The unnamed customer was reportedly having lunch at The Veg Box Café in Canterbury, England, when she saw the employee, who had just returned from maternity leave, using a breast pump in the corner.
The offended customer reportedly left the café immediately, but returned the next day to file a complaint with the owner over the incident, claiming her “lunch was ruined.”
The owner of the restaurant, Liz Childs, defended the employee’s actions, saying “it was very discreet, she was covered and no one could see anything,” Yahoo Lifestyle reported.
Childs reportedly asked the customer, whom she called "rude," to “please don’t come back” after the alleged shaming of her staff member.
In a Facebook post, featuring Rachel McAdam’s famous breast-pumping photo shoot, the restaurant further supported its staff stating “everyone should feel comfortable breastfeeding.”
Those on social media were quick to respond, both supporting the mom and also criticizing the café’s decision to ban the complaining customer.
“When is it going to get through to people that breasts are primarily there to feed babies!?!?” one in support of the ban commented.
“Well done to staff member who has gone back to work and continuing to ‘bf’ their baby,” another encouraging the mom’s actions wrote.
“Thank you for normalising breastfeeding,” another commented.
“Some people are so clueless.. feeding a baby or pumping should come before you feeding yourself.
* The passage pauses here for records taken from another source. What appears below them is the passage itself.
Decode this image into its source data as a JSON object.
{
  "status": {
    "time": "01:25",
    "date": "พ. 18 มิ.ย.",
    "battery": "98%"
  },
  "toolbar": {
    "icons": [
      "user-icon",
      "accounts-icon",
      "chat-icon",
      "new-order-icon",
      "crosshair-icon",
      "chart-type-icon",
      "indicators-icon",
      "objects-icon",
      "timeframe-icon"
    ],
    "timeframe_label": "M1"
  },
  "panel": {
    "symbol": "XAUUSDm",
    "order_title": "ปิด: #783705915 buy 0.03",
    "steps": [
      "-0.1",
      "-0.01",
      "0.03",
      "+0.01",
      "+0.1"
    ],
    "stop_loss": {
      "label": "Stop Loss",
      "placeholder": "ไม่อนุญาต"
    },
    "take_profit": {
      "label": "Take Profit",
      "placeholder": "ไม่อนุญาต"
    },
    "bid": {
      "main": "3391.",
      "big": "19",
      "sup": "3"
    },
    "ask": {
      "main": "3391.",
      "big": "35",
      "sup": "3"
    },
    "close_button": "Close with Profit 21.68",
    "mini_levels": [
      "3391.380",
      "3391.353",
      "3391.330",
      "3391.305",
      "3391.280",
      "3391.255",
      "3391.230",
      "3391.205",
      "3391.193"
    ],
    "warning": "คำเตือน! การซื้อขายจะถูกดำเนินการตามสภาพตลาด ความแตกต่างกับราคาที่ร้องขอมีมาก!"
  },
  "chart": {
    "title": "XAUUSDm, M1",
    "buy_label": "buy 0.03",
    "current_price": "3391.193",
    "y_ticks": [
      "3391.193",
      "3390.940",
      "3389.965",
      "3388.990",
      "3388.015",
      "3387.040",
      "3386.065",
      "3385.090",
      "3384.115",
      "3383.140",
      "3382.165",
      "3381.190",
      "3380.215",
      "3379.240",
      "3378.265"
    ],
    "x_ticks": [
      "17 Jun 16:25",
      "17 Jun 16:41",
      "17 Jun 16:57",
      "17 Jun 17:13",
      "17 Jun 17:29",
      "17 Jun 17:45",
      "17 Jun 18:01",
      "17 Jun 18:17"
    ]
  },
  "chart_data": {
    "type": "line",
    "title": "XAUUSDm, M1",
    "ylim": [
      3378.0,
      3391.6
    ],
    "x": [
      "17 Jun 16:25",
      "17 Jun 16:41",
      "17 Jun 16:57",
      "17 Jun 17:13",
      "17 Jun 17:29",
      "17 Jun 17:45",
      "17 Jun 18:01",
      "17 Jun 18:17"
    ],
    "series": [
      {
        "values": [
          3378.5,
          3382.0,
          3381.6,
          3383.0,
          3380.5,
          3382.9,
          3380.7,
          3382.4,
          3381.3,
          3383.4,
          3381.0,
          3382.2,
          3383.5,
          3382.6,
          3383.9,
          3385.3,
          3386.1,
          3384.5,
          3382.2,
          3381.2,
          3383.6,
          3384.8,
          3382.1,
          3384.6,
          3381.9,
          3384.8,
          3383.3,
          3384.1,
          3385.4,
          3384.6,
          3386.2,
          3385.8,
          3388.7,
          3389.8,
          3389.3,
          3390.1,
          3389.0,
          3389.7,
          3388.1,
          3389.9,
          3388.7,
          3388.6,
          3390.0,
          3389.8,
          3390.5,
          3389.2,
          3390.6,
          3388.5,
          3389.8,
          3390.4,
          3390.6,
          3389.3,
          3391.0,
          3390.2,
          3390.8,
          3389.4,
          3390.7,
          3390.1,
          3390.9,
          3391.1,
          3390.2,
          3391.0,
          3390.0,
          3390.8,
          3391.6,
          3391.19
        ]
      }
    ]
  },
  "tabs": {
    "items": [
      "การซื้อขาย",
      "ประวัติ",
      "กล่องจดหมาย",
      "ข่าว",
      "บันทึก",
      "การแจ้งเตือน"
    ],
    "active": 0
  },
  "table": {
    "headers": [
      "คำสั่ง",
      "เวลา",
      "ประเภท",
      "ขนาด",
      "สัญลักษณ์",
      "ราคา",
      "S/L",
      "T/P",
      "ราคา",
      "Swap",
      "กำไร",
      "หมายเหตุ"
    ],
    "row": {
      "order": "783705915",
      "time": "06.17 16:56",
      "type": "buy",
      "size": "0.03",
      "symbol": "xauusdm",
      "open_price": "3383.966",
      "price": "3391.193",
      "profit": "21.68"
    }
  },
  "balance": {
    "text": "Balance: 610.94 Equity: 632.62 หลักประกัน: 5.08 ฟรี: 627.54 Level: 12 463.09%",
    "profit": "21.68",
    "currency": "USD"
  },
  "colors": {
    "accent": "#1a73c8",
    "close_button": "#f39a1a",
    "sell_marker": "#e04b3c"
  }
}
If there was a lady sat on a bench with a low cut top on im sure nothing would be said,” a woman said.
“ok, is it ok if I take a piss anywhere too? Hey, it’s only natural. Nope, there are toilets for that kind of « natural behaviour » and that’s the respectful way to live in a society,” one against public breastfeeding wrote.
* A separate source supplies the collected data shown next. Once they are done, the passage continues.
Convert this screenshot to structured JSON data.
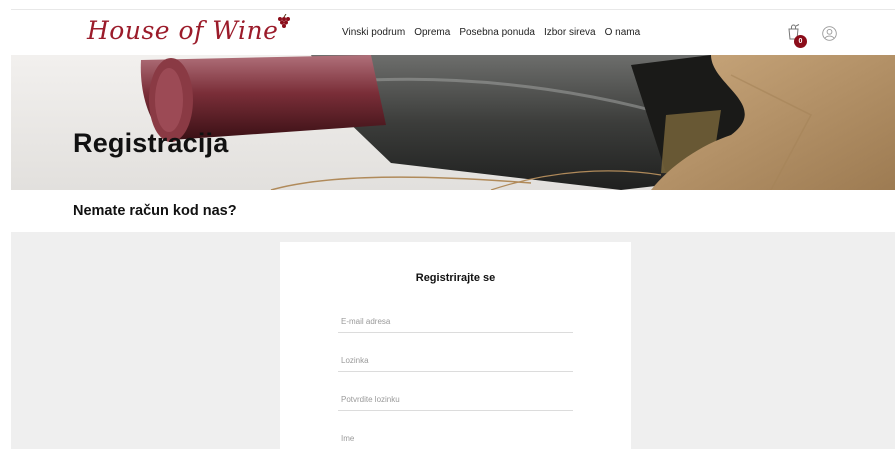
{
  "header": {
    "logo": "House of Wine",
    "nav": [
      "Vinski podrum",
      "Oprema",
      "Posebna ponuda",
      "Izbor sireva",
      "O nama"
    ],
    "cart_count": "0",
    "cart_icon": "cart-icon",
    "user_icon": "user-icon"
  },
  "hero": {
    "title": "Registracija"
  },
  "subtitle": "Nemate račun kod nas?",
  "form": {
    "title": "Registrirajte se",
    "email_placeholder": "E-mail adresa",
    "password_placeholder": "Lozinka",
    "confirm_placeholder": "Potvrdite lozinku",
    "name_placeholder": "Ime"
  },
  "colors": {
    "brand": "#9b1b2a",
    "badge": "#8b0d1a",
    "band": "#efefef"
  }
}
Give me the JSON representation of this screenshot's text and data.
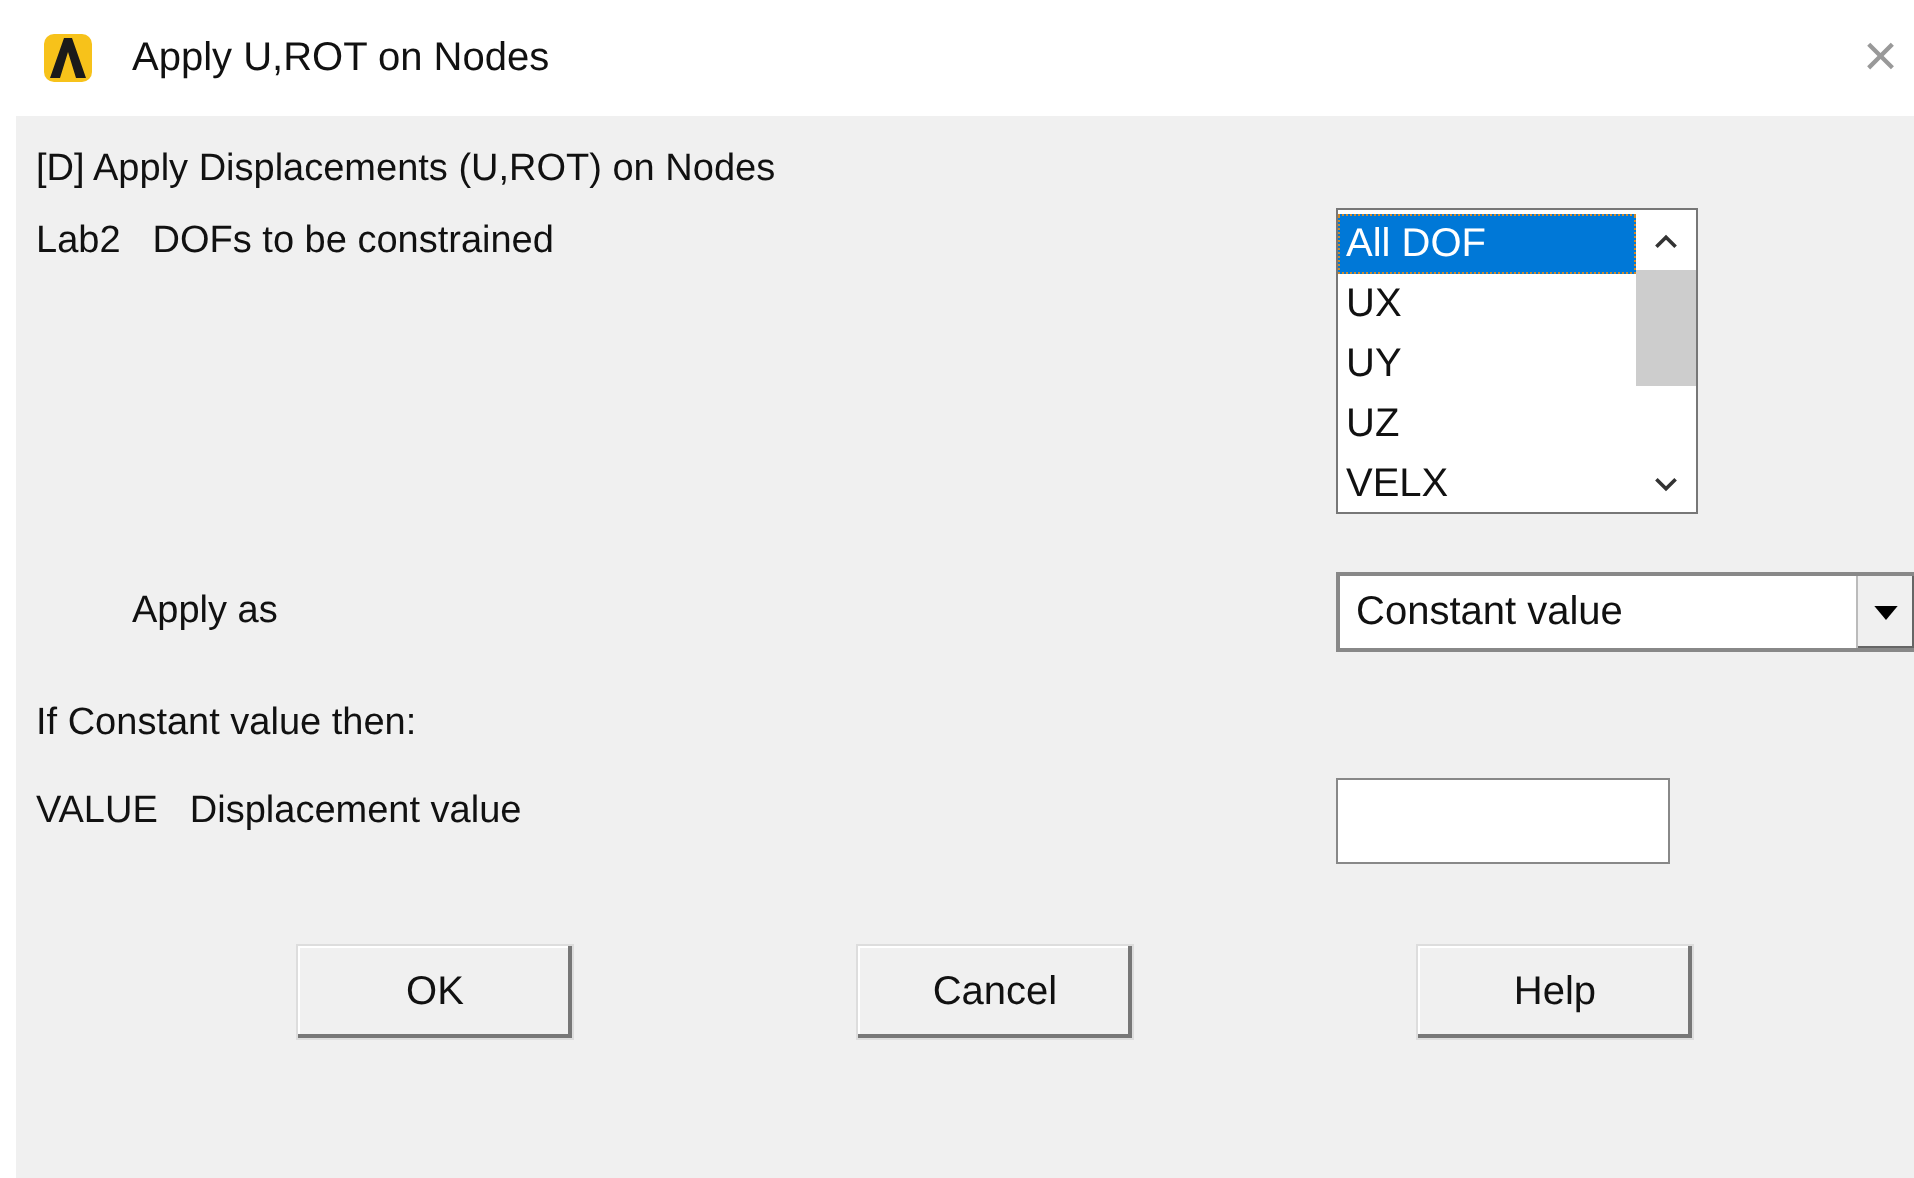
{
  "window": {
    "title": "Apply U,ROT on Nodes",
    "close": "×"
  },
  "heading": "[D]  Apply Displacements (U,ROT) on Nodes",
  "dofs": {
    "code": "Lab2",
    "label": "DOFs to be constrained",
    "items": [
      {
        "label": "All DOF",
        "selected": true
      },
      {
        "label": "UX",
        "selected": false
      },
      {
        "label": "UY",
        "selected": false
      },
      {
        "label": "UZ",
        "selected": false
      },
      {
        "label": "VELX",
        "selected": false
      }
    ]
  },
  "apply_as": {
    "label": "Apply as",
    "value": "Constant value"
  },
  "note": "If Constant value then:",
  "value": {
    "code": "VALUE",
    "label": "Displacement value"
  },
  "buttons": [
    "OK",
    "Cancel",
    "Help"
  ]
}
“Bodily fluids don’t belong where other people are eating. Wasn’t discreet enough if a costumer was able to see them/ notice. Do you not have a staff room?” one woman responded.
“Why would you pump in a cafe? That's not breast feeding. You're defending breast feeding with regards to someone who isn't breast feeding,” one woman wrote.
According to the U.K.'s Equality Act of 2010, businesses cannot discriminate against or prohibit mothers who are breastfeeding a child of any age.